Roy may be best remembered, though, for his efforts to improve the treatment of women in India, specially the widows. He was instrumental in the abolition of Sati, “widow burning”, in 1829.

The Arya Samaj


While the Brahmo Samaj had a liberal approach to Hinduism, the Arya Samaj, another religious movement that began in the 19th century, had a more fundamentalist outlook. I am aware that I’m using western labels, but perhaps this adjectives may help us grasp the situation. The terms liberal and fundamentalist categorize two responses to modernity itself.

The Arya Samaj was fundamentalist in its approach to the Hindu collection of scripture. It not only regarded the Vedas as the only authoritative sacred text, thus denying the sacredness of popular books like the Bagahvad Gita and the Puranas, it also maintained that the Vedas were source of all truth: scientific and spiritual. Such view is not unlike that of Christian fundamentalists who consider the Bible historically and scientifically accurate. Just as Christian fundamentalists consider the Bible open and available to anyone for interpretation, the Aryasamage said that the Vedas are available to all for study.

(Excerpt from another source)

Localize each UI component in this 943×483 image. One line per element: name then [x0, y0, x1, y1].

The Arya Samaj was founded by Swami Dayanand, in the late 19th century, about the time fundamentalism got started in the United States. Like the more liberal Rammohun Roy, Swami Dayanand disliked much of what he saw in popular Hindu practice of his day, specially Puja and pilgrimage. He viewed much of popular Hinduism as mere superstition. Dayanand even went to deny divinity of popular avataras, such as Rama and Krishna, and to reject the idea of jatis, the hereditary birth classes, simply because these words do not appear in the Vedas.

Like Rammohun Roy, Dayanand was an advocate of fairer treatment of women. He contended that women should be educated and widows should be allowed to remarry. He also held that Hinduism was superior to other religions and that all other religions attempt to approximate to it. Anyone familiar with 19th and 20th century Christian theology might recognize that some Christians argue the same point about the superiority of their faith.

The Brahmo Samaj and the Arya Samaj are both responses to the disrupting effects of westernization. They simplified the complex ways Hinduism encountered western culture and values. The Brahmo Samaj demonstrated a critical openness to Christianity and the values of reason and human equality. The Arya Samaj, like all fundamentalisms, reacted with suspicion towards the agents that bring change and it sought to restore authority to a single text.

The effects of the British in India of course had political as well as religious ramifications. The western idea of nation-state sovereignty stimulated a national spirit that would eventually lead to the movement that established India as an independent nation.